As the fractured peaks yielded to the fringe wilderness en route to Thorne Territory, the horde's momentum ceased resembling travel. It resembled an encroaching tempest.
Finally, Roberto ascended an elevation granting sight of it. Thorne Territory sprawled afar under the darkening vault, stripped of its former tranquility, no mere noble estate anymore. From afar, wisps of sentry blazes rose, slender barriers of wards sliced across paths and fields, sporadic glimmers marked roaming guards and night labors of sorcerers.
Roberto halted and observed in muteness for a spell. The forces deployed wisely, avoiding foolish huddles near the estate. Perimeter zones cleared, landscape segmented into defenses, woodland borders pruned to avert ambushes.
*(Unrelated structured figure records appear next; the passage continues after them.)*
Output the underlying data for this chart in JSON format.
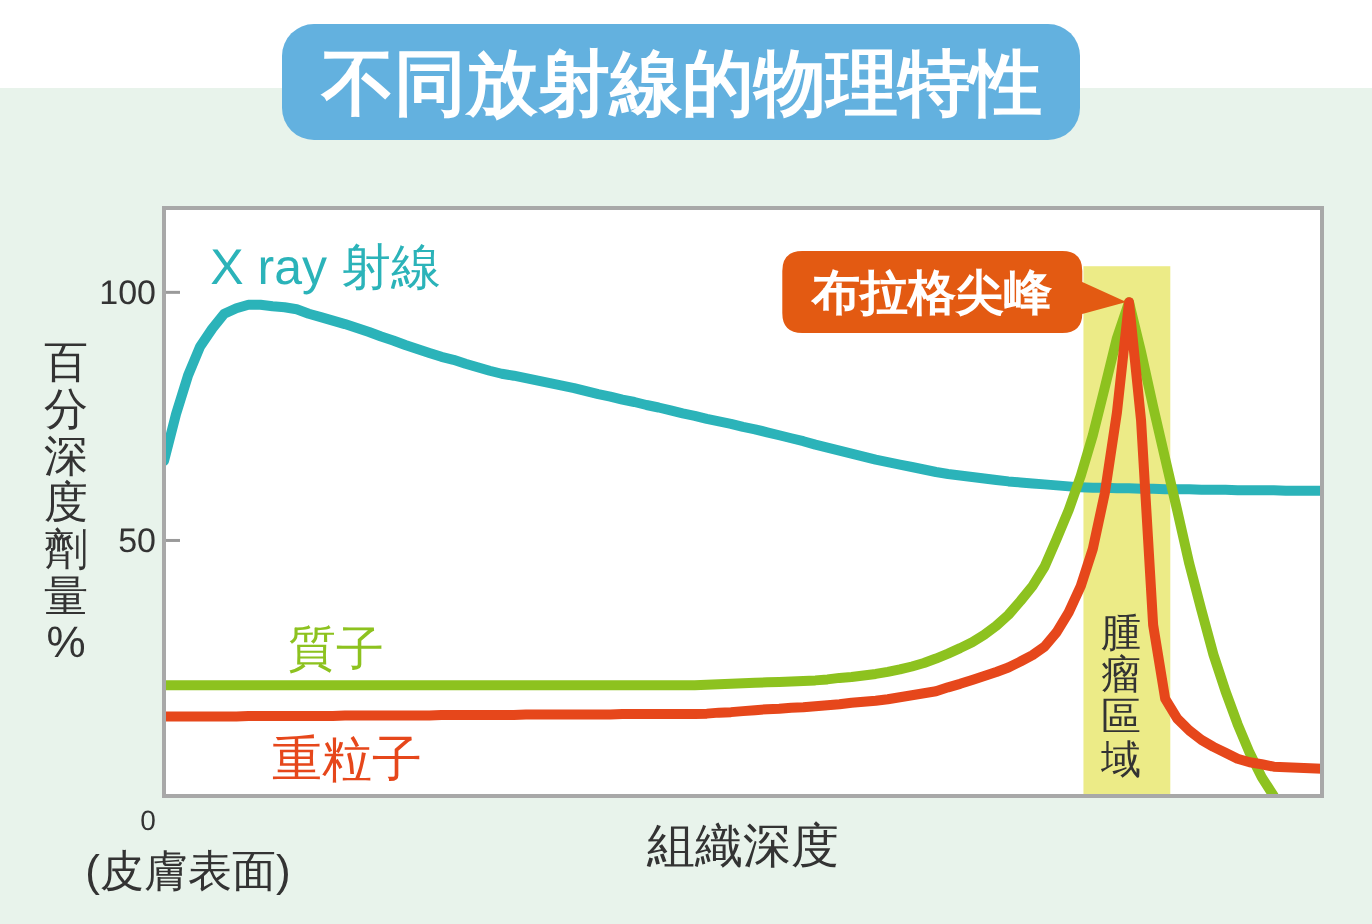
{
  "chart_data": {
    "type": "line",
    "title": "不同放射線的物理特性",
    "xlabel": "組織深度",
    "ylabel": "百分深度劑量%",
    "categories": [
      null,
      null,
      null,
      null,
      null,
      null,
      null,
      null,
      null,
      null,
      null,
      null,
      null,
      null,
      null,
      null,
      null,
      null,
      null,
      null,
      null,
      null,
      null,
      null,
      null,
      null,
      null,
      null,
      null,
      null,
      null,
      null,
      null,
      null,
      null,
      null,
      null,
      null,
      null,
      null,
      null,
      null,
      null,
      null,
      null,
      null,
      null,
      null,
      null,
      null,
      null,
      null,
      null,
      null,
      null,
      null,
      null,
      null,
      null,
      null,
      null,
      null,
      null,
      null,
      null,
      null,
      null,
      null,
      null,
      null,
      null,
      null,
      null,
      null,
      null,
      null,
      null,
      null,
      null,
      null,
      null,
      null,
      null,
      null,
      null,
      null,
      null,
      null,
      null,
      null,
      null,
      null,
      null,
      null,
      null,
      null,
      null
    ],
    "ylim": [
      -1.5,
      117
    ],
    "yticks": [
      50,
      100
    ],
    "series": [
      {
        "name": "X ray 射線",
        "color": "#2bb3b9",
        "values": [
          66.0,
          75.5,
          83.3,
          89.1,
          92.7,
          95.7,
          96.8,
          97.5,
          97.5,
          97.2,
          97.0,
          96.6,
          95.7,
          95.0,
          94.3,
          93.6,
          92.8,
          92.0,
          91.1,
          90.3,
          89.4,
          88.6,
          87.8,
          87.0,
          86.4,
          85.6,
          84.9,
          84.2,
          83.6,
          83.2,
          82.7,
          82.2,
          81.7,
          81.2,
          80.7,
          80.1,
          79.5,
          79.0,
          78.4,
          77.9,
          77.3,
          76.8,
          76.2,
          75.6,
          75.1,
          74.5,
          74.0,
          73.5,
          72.9,
          72.4,
          71.8,
          71.2,
          70.6,
          70.0,
          69.3,
          68.7,
          68.1,
          67.5,
          66.9,
          66.3,
          65.8,
          65.3,
          64.8,
          64.3,
          63.8,
          63.4,
          63.1,
          62.8,
          62.5,
          62.2,
          61.9,
          61.7,
          61.5,
          61.3,
          61.1,
          60.9,
          60.7,
          60.6,
          60.6,
          60.5,
          60.5,
          60.4,
          60.4,
          60.3,
          60.3,
          60.3,
          60.2,
          60.2,
          60.2,
          60.1,
          60.1,
          60.1,
          60.1,
          60.0,
          60.0,
          60.0,
          60.0
        ]
      },
      {
        "name": "質子",
        "color": "#8dc21f",
        "values": [
          20.8,
          20.8,
          20.8,
          20.8,
          20.8,
          20.8,
          20.8,
          20.8,
          20.8,
          20.8,
          20.8,
          20.8,
          20.8,
          20.8,
          20.8,
          20.8,
          20.8,
          20.8,
          20.8,
          20.8,
          20.8,
          20.8,
          20.8,
          20.8,
          20.8,
          20.8,
          20.8,
          20.8,
          20.8,
          20.8,
          20.8,
          20.8,
          20.8,
          20.8,
          20.8,
          20.8,
          20.8,
          20.8,
          20.8,
          20.8,
          20.8,
          20.8,
          20.8,
          20.8,
          20.8,
          20.9,
          21.0,
          21.1,
          21.2,
          21.3,
          21.4,
          21.5,
          21.6,
          21.7,
          21.8,
          22.0,
          22.3,
          22.5,
          22.8,
          23.1,
          23.5,
          24.0,
          24.6,
          25.3,
          26.2,
          27.2,
          28.3,
          29.5,
          31.0,
          32.8,
          35.0,
          37.8,
          40.8,
          44.7,
          50.3,
          56.1,
          63.0,
          71.2,
          80.9,
          90.8,
          98.0,
          88.0,
          77.0,
          66.5,
          56.0,
          45.3,
          36.0,
          27.0,
          19.6,
          13.0,
          7.2,
          2.3,
          -1.5,
          null,
          null,
          null,
          null
        ]
      },
      {
        "name": "重粒子",
        "color": "#e6471b",
        "values": [
          14.5,
          14.5,
          14.5,
          14.5,
          14.5,
          14.5,
          14.5,
          14.6,
          14.6,
          14.6,
          14.6,
          14.6,
          14.6,
          14.6,
          14.6,
          14.7,
          14.7,
          14.7,
          14.7,
          14.7,
          14.7,
          14.7,
          14.7,
          14.8,
          14.8,
          14.8,
          14.8,
          14.8,
          14.8,
          14.8,
          14.9,
          14.9,
          14.9,
          14.9,
          14.9,
          14.9,
          14.9,
          14.9,
          15.0,
          15.0,
          15.0,
          15.0,
          15.0,
          15.0,
          15.0,
          15.1,
          15.3,
          15.4,
          15.6,
          15.8,
          16.0,
          16.1,
          16.3,
          16.4,
          16.6,
          16.8,
          17.0,
          17.3,
          17.5,
          17.7,
          18.0,
          18.4,
          18.8,
          19.2,
          19.6,
          20.4,
          21.1,
          21.9,
          22.7,
          23.5,
          24.4,
          25.6,
          26.9,
          28.6,
          31.5,
          35.5,
          40.8,
          48.3,
          59.6,
          75.8,
          98.0,
          74.2,
          33.0,
          18.1,
          14.1,
          11.7,
          9.8,
          8.4,
          7.2,
          6.0,
          5.3,
          4.9,
          4.4,
          4.3,
          4.2,
          4.1,
          4.0
        ]
      }
    ],
    "annotations": [
      "0",
      "(皮膚表面)",
      "布拉格尖峰",
      "腫瘤區域"
    ]
  }
}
The planner grasped that combat at the core residence signaled defeat already.
A grin curved his lips. “Good,” he uttered quietly. “That’s much better.”
He spoke sincerely. A lopsided massacre would bore. Foreseeable. Hollow. This carried substance. Noel had heeded the alert and reshaped reality accordingly. Roberto admired that resolve.
In his wake, the aberrant legion amassed over inclines and shattered expanses, extending beyond easy sight. Dragons wheeled aloft. Shadow wolves wove through crags and foliage like creeping blemishes. The behemoths—ogre-ish colossi, bone-forged war horrors, malformed freaks defying classification—loomed in expectant hush.
The surrounding realm stirred in response. Lesser creatures bolted through undergrowth in raw terror. Avian calls had faded long ago. Saplings quivered where the earth's strain mounted, foliage rustling sans breeze. Overhead, the firmament weighed denser, as if dusk had congealed in foreboding.
Roberto lingered a beat more, stare locked on the fortified domain. Then he advanced a single pace.
At his back, the legion surged alongside.